Wie oft sollte ich meine Hoteltarife ĂŒberprĂŒfen?

Das hĂ€ngt von der VariabilitĂ€t Ihrer Nachfrage und Ihrer BetriebsgrĂ¶ĂŸe ab. In vielen Hotels funktioniert eine gemischte Routine: hĂ€ufige SchnellĂŒberprĂŒfung (tĂ€glich oder alle 2-3 Tage fĂŒr die Abschlusstermine) und wöchentliche Analyse fĂŒr die kommenden Wochen sowie ein monatlicher Abschluss, um Regeln zu lernen und anzupassen.

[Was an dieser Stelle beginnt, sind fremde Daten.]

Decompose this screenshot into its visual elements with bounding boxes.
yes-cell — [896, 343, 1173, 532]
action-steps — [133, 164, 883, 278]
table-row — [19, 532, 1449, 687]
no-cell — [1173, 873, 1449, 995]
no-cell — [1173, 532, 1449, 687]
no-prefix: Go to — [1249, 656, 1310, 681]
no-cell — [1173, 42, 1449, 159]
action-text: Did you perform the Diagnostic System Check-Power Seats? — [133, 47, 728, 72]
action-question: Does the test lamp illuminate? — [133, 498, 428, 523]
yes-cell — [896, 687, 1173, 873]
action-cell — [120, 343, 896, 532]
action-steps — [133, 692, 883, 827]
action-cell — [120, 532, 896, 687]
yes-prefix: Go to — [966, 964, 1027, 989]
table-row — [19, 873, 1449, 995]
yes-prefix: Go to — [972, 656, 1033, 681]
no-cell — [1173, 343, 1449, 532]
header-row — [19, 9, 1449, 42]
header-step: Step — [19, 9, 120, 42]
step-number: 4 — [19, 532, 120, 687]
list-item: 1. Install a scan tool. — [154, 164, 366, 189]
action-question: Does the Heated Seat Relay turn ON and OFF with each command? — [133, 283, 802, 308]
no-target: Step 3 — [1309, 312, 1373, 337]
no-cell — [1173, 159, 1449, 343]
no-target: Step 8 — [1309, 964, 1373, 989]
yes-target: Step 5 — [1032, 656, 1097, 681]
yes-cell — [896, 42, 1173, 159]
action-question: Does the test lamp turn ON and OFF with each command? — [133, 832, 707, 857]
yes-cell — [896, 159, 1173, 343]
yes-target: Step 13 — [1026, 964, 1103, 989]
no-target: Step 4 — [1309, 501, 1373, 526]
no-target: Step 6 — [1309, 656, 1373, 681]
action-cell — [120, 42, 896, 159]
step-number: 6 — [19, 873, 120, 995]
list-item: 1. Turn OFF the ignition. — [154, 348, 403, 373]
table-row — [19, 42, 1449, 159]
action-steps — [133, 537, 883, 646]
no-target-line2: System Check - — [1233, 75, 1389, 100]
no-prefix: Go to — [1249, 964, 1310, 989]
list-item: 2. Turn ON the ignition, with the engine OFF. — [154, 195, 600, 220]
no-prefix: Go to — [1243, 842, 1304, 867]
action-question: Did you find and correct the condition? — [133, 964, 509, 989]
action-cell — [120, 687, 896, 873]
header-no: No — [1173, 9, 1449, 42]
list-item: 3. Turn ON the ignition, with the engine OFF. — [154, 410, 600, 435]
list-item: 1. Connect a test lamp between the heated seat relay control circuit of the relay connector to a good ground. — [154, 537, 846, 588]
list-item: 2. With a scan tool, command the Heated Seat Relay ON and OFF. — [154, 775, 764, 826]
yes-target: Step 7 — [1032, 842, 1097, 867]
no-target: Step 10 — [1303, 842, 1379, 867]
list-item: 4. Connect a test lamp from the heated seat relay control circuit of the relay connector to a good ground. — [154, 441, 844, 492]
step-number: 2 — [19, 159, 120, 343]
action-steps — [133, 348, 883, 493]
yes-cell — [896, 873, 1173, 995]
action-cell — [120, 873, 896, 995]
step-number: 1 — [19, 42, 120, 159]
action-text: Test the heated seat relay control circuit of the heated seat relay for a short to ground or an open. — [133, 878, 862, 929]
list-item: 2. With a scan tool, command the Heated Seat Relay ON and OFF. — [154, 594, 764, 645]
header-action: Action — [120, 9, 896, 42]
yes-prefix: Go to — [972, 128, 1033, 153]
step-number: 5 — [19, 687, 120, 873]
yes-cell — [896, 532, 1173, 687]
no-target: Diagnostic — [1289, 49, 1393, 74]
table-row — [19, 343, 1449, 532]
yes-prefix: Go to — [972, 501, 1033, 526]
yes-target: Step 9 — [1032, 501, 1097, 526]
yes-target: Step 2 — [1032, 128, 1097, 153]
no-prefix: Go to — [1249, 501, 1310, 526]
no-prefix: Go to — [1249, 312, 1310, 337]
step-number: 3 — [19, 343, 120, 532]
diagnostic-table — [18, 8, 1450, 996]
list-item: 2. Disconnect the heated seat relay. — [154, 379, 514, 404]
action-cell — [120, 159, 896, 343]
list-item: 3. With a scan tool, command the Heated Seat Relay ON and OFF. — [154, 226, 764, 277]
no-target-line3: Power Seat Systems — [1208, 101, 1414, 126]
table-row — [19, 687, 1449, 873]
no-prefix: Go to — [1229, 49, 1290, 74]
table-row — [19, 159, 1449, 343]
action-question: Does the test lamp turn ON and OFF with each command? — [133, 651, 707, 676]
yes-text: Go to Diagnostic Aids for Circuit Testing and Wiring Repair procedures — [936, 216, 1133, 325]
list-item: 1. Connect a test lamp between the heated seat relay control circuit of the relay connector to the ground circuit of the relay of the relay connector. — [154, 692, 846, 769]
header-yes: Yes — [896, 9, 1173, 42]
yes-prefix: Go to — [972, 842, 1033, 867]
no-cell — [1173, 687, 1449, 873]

Es gibt keine einheitliche PeriodizitĂ€t.

Nicht unbedingt, aber PreisnachlĂ€sse “um der PreisnachlĂ€sse willen” neigen dazu, ADR und Positionierung zu untergraben, wenn es kein klares Ziel gibt. Bevor Sie einen Preisnachlass gewĂ€hren, sollten Sie die Gesamtkosten (Provisionen und variable Kosten) abschĂ€tzen und entscheiden, was Sie erreichen wollen: Aktivierung eines Termins außerhalb der Spitzenzeiten, Priorisierung des Direktkanals oder Erhöhung der durchschnittlichen Aufenthaltsdauer. Ein gezielter und messbarer Rabatt ist sicherer als eine pauschale KĂŒrzung.

Die Abrufrate ist die Rate, mit der ein Termin belegt wird: wie viele Buchungen im Laufe der Zeit und wie weit im Voraus eingehen. Sie ist wichtig, weil sie es Ihnen ermöglicht, vorausschauend zu handeln: Wenn die Auslastung höher als gewöhnlich ist, können Sie sie allmÀhlich erhöhen, bevor Ihnen der Bestand ausgeht; wenn sie niedriger ist, können Sie die Marge (Preis, Kanal oder Promotion) anpassen, ohne zu spÀt zu reagieren.

  • Eine Vergleichsgruppe ist gut gewĂ€hlt, wenn die Hotels um dieselbe Art von Kunden und unter vergleichbaren Bedingungen konkurrieren: wahrgenommene Lage, Kategorie/Dienstleistung, Ruf, Regelung und Stornierungs-/Zahlungsbedingungen. Wenn Ihre Auswahl nicht mit der Marktreaktion ĂŒbereinstimmt, ĂŒberarbeiten Sie das Set. Es ist ratsam, es regelmĂ€ĂŸig zu aktualisieren, da sich der Markt verĂ€ndert (Renovierungen, neue Hotels, Neupositionierung).

Die hĂ€ufigsten stammen aus der Konfiguration: Zuordnung von Tarifarten oder -plĂ€nen, unterschiedlich angezeigte Steuern/GebĂŒhren, automatische Werbeaktionen, die ohne Kontrolle aktiviert werden, Mobilfunktarife in OTAs und nicht gleichwertige Storno-/Zahlungsbedingungen. Eine wöchentliche Checkliste, in der die Daten und Bedingungen im Internet mit denen der OTAs verglichen werden, hilft dabei, sie zu erkennen, bevor sie sich auf die Konversion auswirken.

Sie sind oft nĂŒtzlich an Tagen mit hoher Nachfrage oder mit klaren Aufenthaltsmustern (lange Wochenenden, Veranstaltungen, lange Wochenenden), um LĂŒcken zu vermeiden und den Bestand fĂŒr höherwertige Aufenthalte zu schĂŒtzen. Sie sollten sorgfĂ€ltig kalibriert werden: Wenn sie aggressiv oder ohne ÜberprĂŒfung angewendet werden, können sie die Konversion verringern. Es ist ratsam, sie nach Datum und Art anzuwenden und die Auswirkungen zu messen.

  • Es kann in operativer Hinsicht hilfreich sein: Es zentralisiert die Belegung und VerfĂŒgbarkeit, erleichtert die Berichterstattung, die Segmentierung und die RĂŒckverfolgbarkeit von Änderungen und reduziert manuelle Fehler bei Regeln und EinschrĂ€nkungen. Ein PMS ist jedoch kein Ersatz fĂŒr eine Strategie oder Marktanalyse. Sein Hauptbeitrag besteht darin, die Konsistenz, die Kontrolle und das Lernen aus zuverlĂ€ssigeren Daten zu verbessern.